I hope, Martinez thought. Because by that point the missiles were traveling so fast they might have had a hard time distinguishing friend from foe in the brief seconds before impact.
He’d hidden four hundred missiles near the sun. How many of them had actually hit the enemy?
“Keep monitoring and tell me what’s actually happened there,” Martinez said.
“I’m checking the feeds from the pinnaces,” Ricci said. “I’m feeling good about this, because I kept the missiles updated with the tactical situation up till the last minute.”
“Very good,” Martinez said.
Cosmos lost.
“Lord Fleetcom,” said Sula, “Kung’s division has enveloped the enemy line. I think they’ve wiped out a squadron or maybe two.”
“Very good,” Martinez said again—a ritual response, for all that it was, in fact, very good.
Martinez and Kung had broken the enemy’s line in two places, which meant that what had been one large sprawling battle had n
ow become at least five smaller ones. Division Two would be rolling up the enemy all the way to the van, and achieving local superiority all the way unless the enemy could find some way to react. Mustafa’s division, meanwhile, would be attacking toward the enemy center, and likewise would be enjoying numerical superiority with each encounter, gathering strength as he moved and liberated one Restoration unit after another. Kung, meanwhile, would be battling his way toward the enemy rear, while liberating other units to fight their way centerward.
In every one of these fights, the Restoration would have local superiority. And if they chewed up enough of the enemy, they would have every other kind of superiority as well.
The only sub-battle where the Fourth Fleet hadn’t achieved superiority was the fight in the center, with Tork’s battleships fighting Conyngham’s division. That part of the battlespace was so filled with eye-searing fireballs and sensor-baffling radiation that Martinez couldn’t tell what was happening, but at least all the fireballs meant Conyngham had ships left in the fight.
Protector lost.
Devastation lost.
Absolute lost.
Absolute was Fulvia Kazakov’s ship.

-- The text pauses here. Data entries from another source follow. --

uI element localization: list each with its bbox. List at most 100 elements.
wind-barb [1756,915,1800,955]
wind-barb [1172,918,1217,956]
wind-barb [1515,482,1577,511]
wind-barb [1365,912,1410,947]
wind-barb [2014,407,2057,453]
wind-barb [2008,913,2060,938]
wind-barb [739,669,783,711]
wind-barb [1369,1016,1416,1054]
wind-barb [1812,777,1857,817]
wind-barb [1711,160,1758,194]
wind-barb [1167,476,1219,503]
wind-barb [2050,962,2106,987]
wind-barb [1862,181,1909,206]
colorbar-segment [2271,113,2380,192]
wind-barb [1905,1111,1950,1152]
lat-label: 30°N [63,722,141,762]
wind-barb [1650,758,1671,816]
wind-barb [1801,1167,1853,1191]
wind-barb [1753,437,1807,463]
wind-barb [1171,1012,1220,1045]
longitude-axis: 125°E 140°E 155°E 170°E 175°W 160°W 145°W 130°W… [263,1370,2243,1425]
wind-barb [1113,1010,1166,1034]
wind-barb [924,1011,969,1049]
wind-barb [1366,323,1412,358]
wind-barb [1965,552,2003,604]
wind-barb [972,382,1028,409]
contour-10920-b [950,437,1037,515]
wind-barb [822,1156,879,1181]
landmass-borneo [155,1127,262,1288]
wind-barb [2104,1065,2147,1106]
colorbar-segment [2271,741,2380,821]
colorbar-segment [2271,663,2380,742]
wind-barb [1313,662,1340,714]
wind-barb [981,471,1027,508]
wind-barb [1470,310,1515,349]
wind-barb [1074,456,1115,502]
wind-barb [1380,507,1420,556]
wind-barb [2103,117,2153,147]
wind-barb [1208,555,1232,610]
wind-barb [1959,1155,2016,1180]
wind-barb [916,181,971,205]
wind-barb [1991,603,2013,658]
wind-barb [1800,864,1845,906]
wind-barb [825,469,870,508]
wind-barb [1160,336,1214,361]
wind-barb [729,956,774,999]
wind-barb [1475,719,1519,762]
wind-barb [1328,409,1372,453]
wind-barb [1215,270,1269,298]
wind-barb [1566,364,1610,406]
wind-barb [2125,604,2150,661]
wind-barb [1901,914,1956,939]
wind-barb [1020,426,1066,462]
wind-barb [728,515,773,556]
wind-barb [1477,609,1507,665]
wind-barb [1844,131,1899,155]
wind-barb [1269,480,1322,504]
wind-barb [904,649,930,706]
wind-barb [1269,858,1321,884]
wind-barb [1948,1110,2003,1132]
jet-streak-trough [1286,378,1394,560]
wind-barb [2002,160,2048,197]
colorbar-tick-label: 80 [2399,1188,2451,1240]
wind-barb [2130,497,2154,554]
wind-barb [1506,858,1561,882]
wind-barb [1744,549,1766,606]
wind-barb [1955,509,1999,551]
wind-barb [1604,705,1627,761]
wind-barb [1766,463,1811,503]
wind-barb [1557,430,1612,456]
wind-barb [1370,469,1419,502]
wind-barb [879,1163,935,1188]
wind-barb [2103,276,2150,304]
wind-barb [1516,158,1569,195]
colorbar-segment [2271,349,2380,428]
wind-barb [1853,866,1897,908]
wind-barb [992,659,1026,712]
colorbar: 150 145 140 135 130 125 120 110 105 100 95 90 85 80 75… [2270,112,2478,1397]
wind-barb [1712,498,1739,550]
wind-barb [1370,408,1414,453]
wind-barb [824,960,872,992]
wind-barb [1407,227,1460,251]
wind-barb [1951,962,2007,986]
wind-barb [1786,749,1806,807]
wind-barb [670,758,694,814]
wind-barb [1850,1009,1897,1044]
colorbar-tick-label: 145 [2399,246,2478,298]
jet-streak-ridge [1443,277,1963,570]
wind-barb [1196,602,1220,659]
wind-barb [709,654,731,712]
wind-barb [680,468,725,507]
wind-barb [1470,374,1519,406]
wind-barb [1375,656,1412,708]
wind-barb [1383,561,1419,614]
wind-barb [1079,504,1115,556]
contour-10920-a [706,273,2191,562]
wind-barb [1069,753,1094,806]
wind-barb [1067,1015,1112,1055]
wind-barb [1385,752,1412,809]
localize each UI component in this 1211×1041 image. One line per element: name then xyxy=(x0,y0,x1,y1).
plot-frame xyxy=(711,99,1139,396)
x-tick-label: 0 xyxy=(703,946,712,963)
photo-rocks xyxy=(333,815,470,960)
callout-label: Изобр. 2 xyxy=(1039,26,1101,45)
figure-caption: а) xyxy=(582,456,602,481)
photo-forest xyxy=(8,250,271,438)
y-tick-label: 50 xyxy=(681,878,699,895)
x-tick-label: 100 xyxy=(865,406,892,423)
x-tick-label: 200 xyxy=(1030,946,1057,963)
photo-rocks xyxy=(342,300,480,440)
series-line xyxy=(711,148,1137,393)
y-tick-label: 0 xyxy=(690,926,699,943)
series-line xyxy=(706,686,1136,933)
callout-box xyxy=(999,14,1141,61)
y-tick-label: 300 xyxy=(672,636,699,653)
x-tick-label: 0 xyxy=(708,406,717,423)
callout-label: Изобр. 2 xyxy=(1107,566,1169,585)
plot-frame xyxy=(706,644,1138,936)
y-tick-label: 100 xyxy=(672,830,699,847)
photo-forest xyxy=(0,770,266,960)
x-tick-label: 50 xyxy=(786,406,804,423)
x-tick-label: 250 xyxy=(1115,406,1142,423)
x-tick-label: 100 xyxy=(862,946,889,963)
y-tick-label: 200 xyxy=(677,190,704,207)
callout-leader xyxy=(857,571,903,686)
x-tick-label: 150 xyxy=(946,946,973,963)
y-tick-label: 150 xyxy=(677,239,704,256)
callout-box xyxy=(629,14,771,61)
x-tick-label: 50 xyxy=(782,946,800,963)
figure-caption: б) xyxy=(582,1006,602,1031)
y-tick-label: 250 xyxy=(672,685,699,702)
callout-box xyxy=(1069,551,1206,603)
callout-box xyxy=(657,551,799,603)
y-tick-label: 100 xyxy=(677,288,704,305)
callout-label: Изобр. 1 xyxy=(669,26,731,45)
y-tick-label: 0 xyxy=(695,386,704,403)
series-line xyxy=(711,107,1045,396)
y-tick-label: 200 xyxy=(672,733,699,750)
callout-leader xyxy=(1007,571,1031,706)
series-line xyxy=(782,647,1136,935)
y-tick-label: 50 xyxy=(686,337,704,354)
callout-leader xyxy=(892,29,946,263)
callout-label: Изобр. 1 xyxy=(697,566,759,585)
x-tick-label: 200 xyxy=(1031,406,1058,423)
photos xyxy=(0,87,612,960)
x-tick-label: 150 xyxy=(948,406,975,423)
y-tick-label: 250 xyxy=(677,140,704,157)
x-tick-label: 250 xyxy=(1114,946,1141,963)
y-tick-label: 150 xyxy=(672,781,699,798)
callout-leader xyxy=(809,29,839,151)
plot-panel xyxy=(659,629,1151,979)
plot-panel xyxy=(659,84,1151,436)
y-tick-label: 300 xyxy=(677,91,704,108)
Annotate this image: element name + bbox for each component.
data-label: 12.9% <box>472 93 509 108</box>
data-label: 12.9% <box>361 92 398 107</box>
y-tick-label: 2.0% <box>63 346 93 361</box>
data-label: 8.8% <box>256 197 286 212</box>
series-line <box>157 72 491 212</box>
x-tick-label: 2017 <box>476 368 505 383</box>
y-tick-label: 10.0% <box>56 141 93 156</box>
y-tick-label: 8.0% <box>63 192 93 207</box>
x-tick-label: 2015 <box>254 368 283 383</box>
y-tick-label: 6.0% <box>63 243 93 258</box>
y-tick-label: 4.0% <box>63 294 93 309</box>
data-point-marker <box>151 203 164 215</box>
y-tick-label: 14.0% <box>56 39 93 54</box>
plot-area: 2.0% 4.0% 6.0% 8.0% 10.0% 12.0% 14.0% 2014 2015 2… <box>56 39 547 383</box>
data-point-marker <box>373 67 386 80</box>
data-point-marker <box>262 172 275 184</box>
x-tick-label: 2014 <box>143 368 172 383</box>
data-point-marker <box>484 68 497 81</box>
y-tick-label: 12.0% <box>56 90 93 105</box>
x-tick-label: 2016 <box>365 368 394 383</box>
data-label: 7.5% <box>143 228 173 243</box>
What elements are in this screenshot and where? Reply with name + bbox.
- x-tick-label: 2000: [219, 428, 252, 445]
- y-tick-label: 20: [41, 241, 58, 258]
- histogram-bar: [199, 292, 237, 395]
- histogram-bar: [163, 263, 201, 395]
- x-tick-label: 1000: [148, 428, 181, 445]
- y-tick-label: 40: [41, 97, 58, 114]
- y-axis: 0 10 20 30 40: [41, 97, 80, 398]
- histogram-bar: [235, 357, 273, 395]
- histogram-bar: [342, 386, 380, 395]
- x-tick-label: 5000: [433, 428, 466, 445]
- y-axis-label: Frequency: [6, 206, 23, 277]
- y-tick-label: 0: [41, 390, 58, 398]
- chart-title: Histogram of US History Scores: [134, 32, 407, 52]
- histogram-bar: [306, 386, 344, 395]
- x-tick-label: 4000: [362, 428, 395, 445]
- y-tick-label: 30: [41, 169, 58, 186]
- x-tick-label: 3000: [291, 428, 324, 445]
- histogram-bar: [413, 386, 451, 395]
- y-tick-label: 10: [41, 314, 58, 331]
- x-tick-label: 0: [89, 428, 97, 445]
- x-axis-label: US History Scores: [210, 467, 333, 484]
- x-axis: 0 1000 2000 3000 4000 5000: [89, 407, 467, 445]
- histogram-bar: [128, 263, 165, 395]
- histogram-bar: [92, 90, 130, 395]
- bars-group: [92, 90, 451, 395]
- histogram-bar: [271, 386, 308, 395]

She’d been Martinez’s premiere on Illustrious and absolutely steady in the horrific situation following the murder of Lord Gomberg Fletcher.
Damn.
Red lines scrawled themselves across Martinez’s display. “I’d recommend this course on the attack,” Sula said.
“Give me the bearing.”
“Three-three-eight absolute by sixty-five absolute.”
Martinez gave the order to Squadron Eleven, and no sooner had the Los Angeles swooped onto its new course than Lieutenant Ricci’s voice rose elated in his headphones.
“The solar missiles took out six enemy ships, Lord Fleetcom! Six at once!”
Of four hundred missiles, only six had hit an enemy. But that, it seemed, was fairly standard.
More importantly, this action freed Chandra Prasad commanding the rear division of the Restoration fleet. She’d be able to work her way toward the center, doubling the enemy all the way, while Kung was fighting his way toward her.